Nah, untuk sahabat-sahabat saya yang ingin tahu lebih banyak tentang Indonesia Anonymus ini, silakan berkunjung ke http://www.indonesia-anonymus.com

Itu sedikit perkenalan tentang Buku Kopi Merah Putih. Berhubung, ini pertama kalinya saya meriview buku nonfiksi, rada bingung juga harus mulai dari mana. Apalagi, saking banyaknya yang ingin dibagi, ingin ditulis, entah bagaimana mesti memilah-milahnya.

Oke, pertama-tama, saya ingin berbagi mengenai keunggulan sekaligus keunikan buku ini. Layaknya sebuah karya ilmiah yang mengharuskan kita menggunakan referensi terpercaya, buku ini pun menyajikan sumber-sumber data yang menjadi acuannya. Namun karena penulis bukan mahasiswa yang sedang membuat makalah, tentu rujukannya bukanlah jurnal, skripsi, ataupun buku-buku ilmiah, sebagian besar menggunakan sumber informasi dari koran dan internet.

Selain itu, buku ini pun menyajikan ilustrasi-ilustrasi gambar yang nyambung dengan bahasannya dan cukup menggelitik. Ini contohnya.

Yang tidak kalah menarik adalah hal-hal yang dibahas di buku ini adalah  hal-hal ringan, hal-hal kecil yang kerap kali terjadi dalam keseharian kita, namun seringkali terlewati dan luput dari perhatian, atau memang kita sudah malas tahu. Judul bab-babnya antara lain: kita dan listrik; kita, uang, dan pendidikan; kita dan insinyur; Kita, jas, dan dasi; kita dan suap; kita dan bajaj; dan masih banyak lagi. Yang saya suka dari buku ini adalah ia tidak hanya memberikan kritik tapi juga SOLUSI *angkat topi*. Jadi, saya sangat merekomendasikan teman-teman untuk membaca buku ini.

Nah, sekarang saya akan me-riview salah satu bab yaitu kita dan suap. Alkisah, ada seorang ibu yang kaget melihat 2 anaknya yang sedang bermain kejar-kejaran antara polisi dan penjahat.

Kakak: Hey, adik kan sudah tertangkap. Mobilnya nggak boleh jalan lagi donk!

Adik: Biarin aja. Kakak kan cuma polisi. Adik bayar aja. Beres kan?

Mendengar hal itu, sang ibu langsung terlonjak dari kursi, bungsunya yang belum genap 6 tahun sudah mengenal suap-menyuap.

Ibu: Adik! Adik tidak boleh ngomong begitu! Itu tidak boleh. Siapa yang mengajari Adik untuk bicara seperti begittu?
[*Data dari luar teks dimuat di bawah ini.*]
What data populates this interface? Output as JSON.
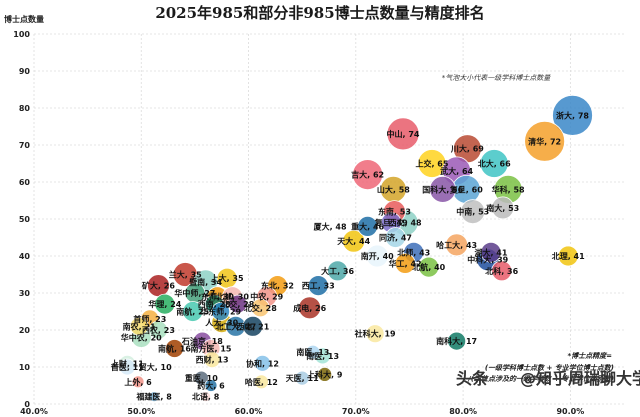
{
  "chart_data": {
    "type": "scatter",
    "title": "2025年985和部分非985博士点数量与精度排名",
    "ylabel": "博士点数量",
    "xlabel": "",
    "xlim": [
      0.4,
      0.95
    ],
    "ylim": [
      0,
      100
    ],
    "xticks": [
      "40.0%",
      "50.0%",
      "60.0%",
      "70.0%",
      "80.0%",
      "90.0%"
    ],
    "yticks": [
      "0",
      "10",
      "20",
      "30",
      "40",
      "50",
      "60",
      "70",
      "80",
      "90",
      "100"
    ],
    "grid": true,
    "note_size": "*气泡大小代表一级学科博士点数量",
    "note_precision_title": "*博士点精度=",
    "note_precision_lines": [
      "(一级学科博士点数 + 专业学位博士点数)",
      "/(学位点涉及的一级学科数 + 专业学位类别数)"
    ],
    "watermark_left": "头条",
    "watermark_right": "@知乎周瑞聊大学",
    "points": [
      {
        "name": "浙大",
        "value": 78,
        "x": 0.902,
        "y": 78,
        "r": 20,
        "color": "#3a87c8"
      },
      {
        "name": "清华",
        "value": 72,
        "x": 0.876,
        "y": 71,
        "r": 20,
        "color": "#f5a02a"
      },
      {
        "name": "中山",
        "value": 74,
        "x": 0.744,
        "y": 73,
        "r": 16,
        "color": "#e85c6a"
      },
      {
        "name": "川大",
        "value": 69,
        "x": 0.804,
        "y": 69,
        "r": 14,
        "color": "#b84a32"
      },
      {
        "name": "北大",
        "value": 66,
        "x": 0.829,
        "y": 65,
        "r": 14,
        "color": "#40c4c4"
      },
      {
        "name": "上交",
        "value": 65,
        "x": 0.771,
        "y": 65,
        "r": 14,
        "color": "#ffd21f"
      },
      {
        "name": "武大",
        "value": 64,
        "x": 0.794,
        "y": 63,
        "r": 14,
        "color": "#9b59b6"
      },
      {
        "name": "复旦",
        "value": 60,
        "x": 0.803,
        "y": 58,
        "r": 14,
        "color": "#5aa5d5"
      },
      {
        "name": "吉大",
        "value": 62,
        "x": 0.711,
        "y": 62,
        "r": 15,
        "color": "#ee6677"
      },
      {
        "name": "山大",
        "value": 58,
        "x": 0.735,
        "y": 58,
        "r": 13,
        "color": "#d4a528"
      },
      {
        "name": "国科大",
        "value": 56,
        "x": 0.781,
        "y": 58,
        "r": 13,
        "color": "#8856a7"
      },
      {
        "name": "华科",
        "value": 58,
        "x": 0.842,
        "y": 58,
        "r": 14,
        "color": "#7ac143"
      },
      {
        "name": "中南",
        "value": 53,
        "x": 0.809,
        "y": 52,
        "r": 12,
        "color": "#c0c0c0"
      },
      {
        "name": "南大",
        "value": 53,
        "x": 0.837,
        "y": 53,
        "r": 11,
        "color": "#bbbbbb"
      },
      {
        "name": "东南",
        "value": 53,
        "x": 0.736,
        "y": 52,
        "r": 11,
        "color": "#e85a5a"
      },
      {
        "name": "西交",
        "value": 48,
        "x": 0.746,
        "y": 49,
        "r": 13,
        "color": "#8ed1c6"
      },
      {
        "name": "重大",
        "value": 46,
        "x": 0.711,
        "y": 48,
        "r": 10,
        "color": "#1f6ea6"
      },
      {
        "name": "复旦",
        "value": 49,
        "x": 0.733,
        "y": 49,
        "r": 10,
        "color": "#7a6cc8"
      },
      {
        "name": "厦大",
        "value": 48,
        "x": 0.676,
        "y": 48,
        "r": 9,
        "color": "#ffffff"
      },
      {
        "name": "同济",
        "value": 47,
        "x": 0.737,
        "y": 45,
        "r": 10,
        "color": "#a5d6e6"
      },
      {
        "name": "哈工大",
        "value": 43,
        "x": 0.794,
        "y": 43,
        "r": 11,
        "color": "#f4a460"
      },
      {
        "name": "中科大",
        "value": 39,
        "x": 0.823,
        "y": 39,
        "r": 11,
        "color": "#1f4e9e"
      },
      {
        "name": "天大",
        "value": 44,
        "x": 0.698,
        "y": 44,
        "r": 11,
        "color": "#f1c40f"
      },
      {
        "name": "南开",
        "value": 40,
        "x": 0.72,
        "y": 40,
        "r": 11,
        "color": "#e8f4fb"
      },
      {
        "name": "北师",
        "value": 43,
        "x": 0.754,
        "y": 41,
        "r": 10,
        "color": "#3d6fb8"
      },
      {
        "name": "湖大",
        "value": 41,
        "x": 0.826,
        "y": 41,
        "r": 10,
        "color": "#5a3d8a"
      },
      {
        "name": "北理",
        "value": 41,
        "x": 0.898,
        "y": 40,
        "r": 10,
        "color": "#f1c40f"
      },
      {
        "name": "大工",
        "value": 36,
        "x": 0.683,
        "y": 36,
        "r": 10,
        "color": "#4ea8a8"
      },
      {
        "name": "华工",
        "value": 42,
        "x": 0.746,
        "y": 38,
        "r": 10,
        "color": "#f39c12"
      },
      {
        "name": "北航",
        "value": 40,
        "x": 0.768,
        "y": 37,
        "r": 10,
        "color": "#7ac143"
      },
      {
        "name": "北科",
        "value": 36,
        "x": 0.836,
        "y": 36,
        "r": 10,
        "color": "#e85c6a"
      },
      {
        "name": "兰大",
        "value": 35,
        "x": 0.541,
        "y": 35,
        "r": 12,
        "color": "#c0392b"
      },
      {
        "name": "暨南",
        "value": 34,
        "x": 0.56,
        "y": 33,
        "r": 12,
        "color": "#8ed1c6"
      },
      {
        "name": "上大",
        "value": 35,
        "x": 0.58,
        "y": 34,
        "r": 10,
        "color": "#f0c419"
      },
      {
        "name": "东北",
        "value": 32,
        "x": 0.627,
        "y": 32,
        "r": 10,
        "color": "#f39c12"
      },
      {
        "name": "西工",
        "value": 33,
        "x": 0.665,
        "y": 32,
        "r": 10,
        "color": "#1f6ea6"
      },
      {
        "name": "中农",
        "value": 29,
        "x": 0.617,
        "y": 29,
        "r": 10,
        "color": "#f1948a"
      },
      {
        "name": "矿大",
        "value": 26,
        "x": 0.516,
        "y": 32,
        "r": 11,
        "color": "#a22"
      },
      {
        "name": "华中师",
        "value": 27,
        "x": 0.55,
        "y": 30,
        "r": 10,
        "color": "#45a07a"
      },
      {
        "name": "东师",
        "value": 30,
        "x": 0.571,
        "y": 29,
        "r": 10,
        "color": "#f39c12"
      },
      {
        "name": "北邮",
        "value": 30,
        "x": 0.585,
        "y": 29,
        "r": 10,
        "color": "#f5b7b1"
      },
      {
        "name": "华理",
        "value": 24,
        "x": 0.522,
        "y": 27,
        "r": 10,
        "color": "#27ae60"
      },
      {
        "name": "西南",
        "value": 28,
        "x": 0.568,
        "y": 27,
        "r": 9,
        "color": "#117a65"
      },
      {
        "name": "北交",
        "value": 28,
        "x": 0.59,
        "y": 27,
        "r": 9,
        "color": "#6c3483"
      },
      {
        "name": "北交",
        "value": 28,
        "x": 0.611,
        "y": 26,
        "r": 9,
        "color": "#f8c471"
      },
      {
        "name": "成电",
        "value": 26,
        "x": 0.657,
        "y": 26,
        "r": 11,
        "color": "#a93226"
      },
      {
        "name": "首师",
        "value": 23,
        "x": 0.508,
        "y": 23,
        "r": 9,
        "color": "#f5b041"
      },
      {
        "name": "南航",
        "value": 25,
        "x": 0.548,
        "y": 25,
        "r": 10,
        "color": "#48c9b0"
      },
      {
        "name": "华东师",
        "value": 29,
        "x": 0.574,
        "y": 25,
        "r": 9,
        "color": "#2e86c1"
      },
      {
        "name": "南农",
        "value": 21,
        "x": 0.498,
        "y": 21,
        "r": 9,
        "color": "#f7dc6f"
      },
      {
        "name": "西农",
        "value": 23,
        "x": 0.516,
        "y": 20,
        "r": 9,
        "color": "#a9dfbf"
      },
      {
        "name": "人大",
        "value": 30,
        "x": 0.575,
        "y": 22,
        "r": 10,
        "color": "#d4ac0d"
      },
      {
        "name": "北工大",
        "value": 27,
        "x": 0.588,
        "y": 21,
        "r": 10,
        "color": "#2874a6"
      },
      {
        "name": "西电",
        "value": 21,
        "x": 0.604,
        "y": 21,
        "r": 10,
        "color": "#154360"
      },
      {
        "name": "华中农",
        "value": 20,
        "x": 0.5,
        "y": 18,
        "r": 10,
        "color": "#a9dfbf"
      },
      {
        "name": "石油京",
        "value": 18,
        "x": 0.557,
        "y": 17,
        "r": 9,
        "color": "#884ea0"
      },
      {
        "name": "南方医",
        "value": 15,
        "x": 0.565,
        "y": 15,
        "r": 9,
        "color": "#f5b7b1"
      },
      {
        "name": "南航",
        "value": 16,
        "x": 0.531,
        "y": 15,
        "r": 9,
        "color": "#a04000"
      },
      {
        "name": "上财",
        "value": 11,
        "x": 0.487,
        "y": 11,
        "r": 8,
        "color": "#d4efdf"
      },
      {
        "name": "首医",
        "value": 11,
        "x": 0.487,
        "y": 10,
        "r": 8,
        "color": "#d6eaf8"
      },
      {
        "name": "西财",
        "value": 13,
        "x": 0.566,
        "y": 12,
        "r": 8,
        "color": "#f9e79f"
      },
      {
        "name": "协和",
        "value": 12,
        "x": 0.613,
        "y": 11,
        "r": 8,
        "color": "#85c1e9"
      },
      {
        "name": "南医",
        "value": 13,
        "x": 0.669,
        "y": 13,
        "r": 8,
        "color": "#a3e4d7"
      },
      {
        "name": "社科大",
        "value": 19,
        "x": 0.718,
        "y": 19,
        "r": 9,
        "color": "#f9e79f"
      },
      {
        "name": "南科大",
        "value": 17,
        "x": 0.794,
        "y": 17,
        "r": 9,
        "color": "#117a65"
      },
      {
        "name": "贸大",
        "value": 10,
        "x": 0.513,
        "y": 10,
        "r": 8,
        "color": "#ffffff"
      },
      {
        "name": "上外",
        "value": 6,
        "x": 0.497,
        "y": 6,
        "r": 6,
        "color": "#f1948a"
      },
      {
        "name": "重医",
        "value": 10,
        "x": 0.556,
        "y": 7,
        "r": 7,
        "color": "#5d6d7e"
      },
      {
        "name": "药大",
        "value": 6,
        "x": 0.565,
        "y": 5,
        "r": 6,
        "color": "#2874a6"
      },
      {
        "name": "北语",
        "value": 8,
        "x": 0.56,
        "y": 2,
        "r": 5,
        "color": "#fadbd8"
      },
      {
        "name": "福建医",
        "value": 8,
        "x": 0.512,
        "y": 2,
        "r": 5,
        "color": "#7fb3d5"
      },
      {
        "name": "哈医",
        "value": 12,
        "x": 0.612,
        "y": 6,
        "r": 7,
        "color": "#f9e79f"
      },
      {
        "name": "天医",
        "value": 11,
        "x": 0.65,
        "y": 7,
        "r": 7,
        "color": "#a9cce3"
      },
      {
        "name": "上科大",
        "value": 9,
        "x": 0.671,
        "y": 8,
        "r": 7,
        "color": "#7d6608"
      },
      {
        "name": "南医",
        "value": 13,
        "x": 0.66,
        "y": 14,
        "r": 7,
        "color": "#aed6f1"
      }
    ]
  }
}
Adik: Mama sendiri yang ngajarin

Anda tentu sudah bisa menebak seperti apa reaksi sang ibu. Nah, ternyata sehari sebelumnya seluruh keluarga pergi menggunakan mobil mengunjungi rumah saudara. Namun karena sang ayah tidak mengenal daerah sekitar situ, ia salah belok dan dihentikan polisi. Sang polisi meminta sang ayah keluar dari mobil dan memberikan penawaran: bayar di tempat atau ditilang dan menghadiri sidang. Karena tidak suka dengan sikap arogansi petugas polisi, sang ayah membiarkan surat izinnya ditahan.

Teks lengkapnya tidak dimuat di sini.